Janao Denys, Product & Service Designer @ Quest
The cultural probe consisted of a bundle with questions to which the participants could add photos and videos (via Whatsapp). They received some questions about themselves, their work, their family and their passions, after which we asked them about the 5 biggest problems in their community. It was important to leave this question completely open so our own bias about what the biggest problems are could not influence the research.
For each problem, we also made the locals think about the root causes, which really helped us get a better understanding of the full context.

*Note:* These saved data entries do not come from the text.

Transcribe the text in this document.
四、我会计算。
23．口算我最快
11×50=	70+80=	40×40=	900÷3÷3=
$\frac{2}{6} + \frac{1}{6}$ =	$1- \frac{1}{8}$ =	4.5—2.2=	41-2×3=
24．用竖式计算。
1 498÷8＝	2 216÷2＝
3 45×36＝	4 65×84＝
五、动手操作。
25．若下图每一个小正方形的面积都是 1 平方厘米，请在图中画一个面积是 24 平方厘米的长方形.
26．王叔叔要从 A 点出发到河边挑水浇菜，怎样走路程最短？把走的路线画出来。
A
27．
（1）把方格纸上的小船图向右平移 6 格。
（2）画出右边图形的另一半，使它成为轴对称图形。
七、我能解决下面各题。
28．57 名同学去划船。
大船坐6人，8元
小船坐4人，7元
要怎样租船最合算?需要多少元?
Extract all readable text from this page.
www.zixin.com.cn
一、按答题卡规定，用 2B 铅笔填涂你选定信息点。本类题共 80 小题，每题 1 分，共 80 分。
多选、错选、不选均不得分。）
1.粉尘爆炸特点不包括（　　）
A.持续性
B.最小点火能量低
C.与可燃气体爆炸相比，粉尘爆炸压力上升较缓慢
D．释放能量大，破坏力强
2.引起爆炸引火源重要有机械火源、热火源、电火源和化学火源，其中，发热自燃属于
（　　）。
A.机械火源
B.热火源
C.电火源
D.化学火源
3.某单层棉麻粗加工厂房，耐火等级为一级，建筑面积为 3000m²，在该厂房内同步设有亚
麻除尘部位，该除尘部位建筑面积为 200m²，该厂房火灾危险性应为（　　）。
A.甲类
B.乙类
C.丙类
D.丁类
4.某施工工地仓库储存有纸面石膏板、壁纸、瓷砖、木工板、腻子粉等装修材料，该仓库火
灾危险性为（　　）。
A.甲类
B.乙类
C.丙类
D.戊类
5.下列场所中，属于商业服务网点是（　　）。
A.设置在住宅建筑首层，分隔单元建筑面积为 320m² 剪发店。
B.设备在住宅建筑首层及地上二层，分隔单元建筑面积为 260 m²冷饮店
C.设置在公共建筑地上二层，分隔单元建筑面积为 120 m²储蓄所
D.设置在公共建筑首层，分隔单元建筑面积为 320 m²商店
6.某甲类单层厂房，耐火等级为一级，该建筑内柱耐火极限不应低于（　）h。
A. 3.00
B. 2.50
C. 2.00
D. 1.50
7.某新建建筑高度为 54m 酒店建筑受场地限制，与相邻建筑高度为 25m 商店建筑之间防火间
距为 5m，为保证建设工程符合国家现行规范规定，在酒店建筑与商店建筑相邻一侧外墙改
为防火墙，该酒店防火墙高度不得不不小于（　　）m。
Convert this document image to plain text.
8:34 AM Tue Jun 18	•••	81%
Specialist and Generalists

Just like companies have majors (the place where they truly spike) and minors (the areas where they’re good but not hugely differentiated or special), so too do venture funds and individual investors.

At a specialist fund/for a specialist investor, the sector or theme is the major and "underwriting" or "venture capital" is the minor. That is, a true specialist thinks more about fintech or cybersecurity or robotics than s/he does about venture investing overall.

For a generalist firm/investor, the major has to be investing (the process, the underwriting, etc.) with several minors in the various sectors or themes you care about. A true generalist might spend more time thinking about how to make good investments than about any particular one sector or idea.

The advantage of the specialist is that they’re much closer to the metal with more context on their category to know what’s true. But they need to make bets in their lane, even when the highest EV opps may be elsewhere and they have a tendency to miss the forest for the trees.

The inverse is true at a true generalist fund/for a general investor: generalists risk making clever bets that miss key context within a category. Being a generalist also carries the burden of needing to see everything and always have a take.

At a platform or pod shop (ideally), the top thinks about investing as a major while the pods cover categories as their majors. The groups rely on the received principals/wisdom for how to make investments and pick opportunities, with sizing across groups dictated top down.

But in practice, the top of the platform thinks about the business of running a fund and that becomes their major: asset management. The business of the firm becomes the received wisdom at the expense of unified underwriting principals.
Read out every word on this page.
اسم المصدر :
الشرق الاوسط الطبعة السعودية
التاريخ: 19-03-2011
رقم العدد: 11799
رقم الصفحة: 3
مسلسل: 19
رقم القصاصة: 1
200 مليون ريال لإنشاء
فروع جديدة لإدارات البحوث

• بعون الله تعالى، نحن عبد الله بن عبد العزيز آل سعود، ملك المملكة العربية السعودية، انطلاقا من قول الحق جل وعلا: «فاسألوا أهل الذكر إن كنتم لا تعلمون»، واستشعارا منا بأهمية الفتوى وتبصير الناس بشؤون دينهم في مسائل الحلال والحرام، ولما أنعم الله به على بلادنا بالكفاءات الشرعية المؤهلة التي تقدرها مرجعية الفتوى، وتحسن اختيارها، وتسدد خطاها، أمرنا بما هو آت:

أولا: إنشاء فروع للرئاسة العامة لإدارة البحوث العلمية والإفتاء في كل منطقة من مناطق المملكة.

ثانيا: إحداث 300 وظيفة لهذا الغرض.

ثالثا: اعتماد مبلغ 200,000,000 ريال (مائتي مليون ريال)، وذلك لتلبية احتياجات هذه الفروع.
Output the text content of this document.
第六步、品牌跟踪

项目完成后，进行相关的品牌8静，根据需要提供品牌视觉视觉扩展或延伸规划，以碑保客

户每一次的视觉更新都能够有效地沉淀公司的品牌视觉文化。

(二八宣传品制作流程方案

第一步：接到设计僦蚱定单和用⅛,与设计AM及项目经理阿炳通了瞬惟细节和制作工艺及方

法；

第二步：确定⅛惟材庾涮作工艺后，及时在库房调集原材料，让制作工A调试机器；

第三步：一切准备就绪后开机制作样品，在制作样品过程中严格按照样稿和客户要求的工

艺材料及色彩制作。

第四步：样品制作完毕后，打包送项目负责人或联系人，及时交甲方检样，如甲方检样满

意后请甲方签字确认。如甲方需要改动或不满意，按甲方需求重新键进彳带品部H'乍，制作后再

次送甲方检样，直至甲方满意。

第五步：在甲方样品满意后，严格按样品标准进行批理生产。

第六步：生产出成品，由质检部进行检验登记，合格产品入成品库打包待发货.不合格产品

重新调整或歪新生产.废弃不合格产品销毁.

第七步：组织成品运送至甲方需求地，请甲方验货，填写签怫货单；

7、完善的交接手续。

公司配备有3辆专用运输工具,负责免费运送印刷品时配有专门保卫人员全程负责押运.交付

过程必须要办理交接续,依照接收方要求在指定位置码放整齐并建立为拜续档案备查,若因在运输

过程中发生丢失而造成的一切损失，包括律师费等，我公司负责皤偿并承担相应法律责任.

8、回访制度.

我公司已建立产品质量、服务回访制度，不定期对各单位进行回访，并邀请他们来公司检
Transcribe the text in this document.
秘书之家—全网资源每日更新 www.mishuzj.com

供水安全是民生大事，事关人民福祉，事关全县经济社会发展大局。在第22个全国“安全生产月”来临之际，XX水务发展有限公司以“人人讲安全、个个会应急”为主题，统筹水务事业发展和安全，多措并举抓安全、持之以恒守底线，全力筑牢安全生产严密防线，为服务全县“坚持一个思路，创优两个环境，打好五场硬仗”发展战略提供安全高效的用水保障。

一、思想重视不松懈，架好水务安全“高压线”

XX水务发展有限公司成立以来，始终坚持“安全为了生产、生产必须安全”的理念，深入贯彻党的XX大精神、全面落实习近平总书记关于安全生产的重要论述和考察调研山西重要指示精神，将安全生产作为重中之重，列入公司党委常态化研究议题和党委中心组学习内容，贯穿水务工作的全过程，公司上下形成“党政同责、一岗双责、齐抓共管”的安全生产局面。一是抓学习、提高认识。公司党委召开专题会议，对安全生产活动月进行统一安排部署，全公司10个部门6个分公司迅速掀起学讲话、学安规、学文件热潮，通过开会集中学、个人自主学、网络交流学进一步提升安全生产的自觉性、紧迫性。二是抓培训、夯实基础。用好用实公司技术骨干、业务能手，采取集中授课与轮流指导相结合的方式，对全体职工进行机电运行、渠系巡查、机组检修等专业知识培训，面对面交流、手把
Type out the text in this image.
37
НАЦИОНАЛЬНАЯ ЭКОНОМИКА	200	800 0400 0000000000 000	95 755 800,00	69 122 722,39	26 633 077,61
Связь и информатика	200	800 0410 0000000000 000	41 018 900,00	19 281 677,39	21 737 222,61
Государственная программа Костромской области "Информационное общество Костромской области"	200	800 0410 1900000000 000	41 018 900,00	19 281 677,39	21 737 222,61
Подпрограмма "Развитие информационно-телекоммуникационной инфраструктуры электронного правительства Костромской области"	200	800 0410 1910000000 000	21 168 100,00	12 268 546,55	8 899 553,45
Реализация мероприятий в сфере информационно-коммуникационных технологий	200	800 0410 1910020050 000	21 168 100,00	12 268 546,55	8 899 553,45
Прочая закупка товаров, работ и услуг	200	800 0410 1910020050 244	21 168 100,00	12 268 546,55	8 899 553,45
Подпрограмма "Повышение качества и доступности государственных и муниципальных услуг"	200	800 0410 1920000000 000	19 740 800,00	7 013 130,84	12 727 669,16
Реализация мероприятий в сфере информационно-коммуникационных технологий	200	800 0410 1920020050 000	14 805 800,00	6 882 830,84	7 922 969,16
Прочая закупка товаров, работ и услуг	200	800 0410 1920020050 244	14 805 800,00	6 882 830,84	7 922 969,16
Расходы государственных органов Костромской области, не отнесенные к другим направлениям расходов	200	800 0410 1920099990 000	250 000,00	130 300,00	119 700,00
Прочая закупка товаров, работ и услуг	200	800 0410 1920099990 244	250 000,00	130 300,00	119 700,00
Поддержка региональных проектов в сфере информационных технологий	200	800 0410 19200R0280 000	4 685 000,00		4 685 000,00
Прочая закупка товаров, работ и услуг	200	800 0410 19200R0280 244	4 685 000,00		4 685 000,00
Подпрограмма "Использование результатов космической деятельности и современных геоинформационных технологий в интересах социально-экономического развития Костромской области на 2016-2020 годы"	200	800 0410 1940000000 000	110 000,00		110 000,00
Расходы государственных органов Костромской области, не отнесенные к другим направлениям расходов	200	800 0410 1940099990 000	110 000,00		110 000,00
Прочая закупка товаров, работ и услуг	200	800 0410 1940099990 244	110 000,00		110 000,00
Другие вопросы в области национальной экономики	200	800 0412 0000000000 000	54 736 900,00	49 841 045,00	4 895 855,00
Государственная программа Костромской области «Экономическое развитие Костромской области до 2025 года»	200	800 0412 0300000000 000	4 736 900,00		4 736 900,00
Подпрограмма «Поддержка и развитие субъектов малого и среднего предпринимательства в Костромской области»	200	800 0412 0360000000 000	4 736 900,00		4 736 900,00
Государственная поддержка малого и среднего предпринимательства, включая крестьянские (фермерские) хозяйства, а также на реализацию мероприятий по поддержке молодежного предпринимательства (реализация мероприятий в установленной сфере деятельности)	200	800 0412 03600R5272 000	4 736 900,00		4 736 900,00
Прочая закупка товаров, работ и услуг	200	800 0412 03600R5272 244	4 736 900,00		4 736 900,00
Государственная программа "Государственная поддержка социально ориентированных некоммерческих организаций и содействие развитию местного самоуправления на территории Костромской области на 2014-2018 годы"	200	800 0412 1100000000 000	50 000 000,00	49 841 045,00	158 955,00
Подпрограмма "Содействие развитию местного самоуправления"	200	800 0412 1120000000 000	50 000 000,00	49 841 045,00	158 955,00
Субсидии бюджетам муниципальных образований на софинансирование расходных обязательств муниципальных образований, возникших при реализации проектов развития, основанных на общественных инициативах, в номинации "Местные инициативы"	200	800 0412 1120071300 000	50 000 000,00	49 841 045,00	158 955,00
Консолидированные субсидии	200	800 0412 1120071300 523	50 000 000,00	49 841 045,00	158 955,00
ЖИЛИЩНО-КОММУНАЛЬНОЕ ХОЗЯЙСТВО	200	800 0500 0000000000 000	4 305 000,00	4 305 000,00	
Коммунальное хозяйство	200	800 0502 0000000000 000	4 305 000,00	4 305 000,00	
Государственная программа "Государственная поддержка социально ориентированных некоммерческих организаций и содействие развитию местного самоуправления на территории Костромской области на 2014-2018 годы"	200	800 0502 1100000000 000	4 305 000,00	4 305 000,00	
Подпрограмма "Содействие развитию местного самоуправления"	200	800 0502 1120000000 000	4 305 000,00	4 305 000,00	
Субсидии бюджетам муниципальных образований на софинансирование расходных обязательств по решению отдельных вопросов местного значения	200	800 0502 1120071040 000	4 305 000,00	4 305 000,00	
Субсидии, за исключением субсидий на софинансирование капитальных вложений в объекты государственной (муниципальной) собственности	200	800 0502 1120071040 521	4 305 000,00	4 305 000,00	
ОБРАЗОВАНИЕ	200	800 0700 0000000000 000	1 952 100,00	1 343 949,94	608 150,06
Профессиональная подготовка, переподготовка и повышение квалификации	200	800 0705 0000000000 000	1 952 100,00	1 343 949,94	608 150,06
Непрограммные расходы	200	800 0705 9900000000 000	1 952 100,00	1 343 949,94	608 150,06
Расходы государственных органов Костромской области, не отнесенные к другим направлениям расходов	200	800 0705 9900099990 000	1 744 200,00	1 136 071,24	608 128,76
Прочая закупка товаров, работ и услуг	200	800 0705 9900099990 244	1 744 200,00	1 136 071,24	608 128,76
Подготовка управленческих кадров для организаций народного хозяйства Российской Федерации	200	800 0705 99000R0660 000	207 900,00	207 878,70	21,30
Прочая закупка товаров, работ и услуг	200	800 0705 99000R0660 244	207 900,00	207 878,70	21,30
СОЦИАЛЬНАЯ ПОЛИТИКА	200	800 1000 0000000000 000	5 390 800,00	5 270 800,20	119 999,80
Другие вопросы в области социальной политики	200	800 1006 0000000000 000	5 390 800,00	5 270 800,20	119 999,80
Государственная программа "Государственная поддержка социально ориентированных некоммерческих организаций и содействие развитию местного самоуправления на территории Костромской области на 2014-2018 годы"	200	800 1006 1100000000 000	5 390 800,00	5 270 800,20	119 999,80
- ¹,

Finally, we asked them to come up with some solutions for each of the problems. Our goal: to filter out our own prejudices and gain insight into how locals would tackle the problems, because this approach would also most likely be accepted by the community.
Impact and business model
With all the information from the research and the cultural probes, we set out to identify the new approach of Local Heroes. But between all the post-its, "how might we" statements and flipchart drawings, we got a little lost. By simplifying the problem and immediately searching for a solution, we quickly lost sight of what Local Heroes really wants to achieve: finding a way to change communities from the inside out and to make them self-sufficient so the organization eventually becomes redundant.
The problems in Uganda aren’t simple at all. But if the cultural probes taught us one thing, it is that there are plenty of driven and entrepreneurial Ugandans who know what problems their communities are facing and how they can be solved. All they need is better entrepreneurial skills and financial support.
After this realization the task of Local Heroes became clear: to identify locals who have an idea to tackle a problem in their community. To help them turn this idea into a sustainable business model and to give them the support they need to make it a success and change the future of their community.
This concept was tested for the first time during a series of interviews with the participants of the cultural probes. In these conversations we took a deep dive into the problems they had identified and their motivation to implement the solutions. Some of the ideas:
- opening an internet cafe with classes for children in poverty
- opening a coding school
- setting up an orphanage
- distributing solar panels to generate energy in remote regions
Our hunch was confirmed. Finding people with good ideas is not that difficult at all. But they should get the time and support they need to make their idea reality.
Local Heroes is currently developing the incubator program to empower locals to find the right problems to solve and to turn their solutions into sustainable businesses that strengthen their communities.
Some of the Ugandans that were involved in this study will become the first real Local Heroes and will receive support to turn their dream project into reality.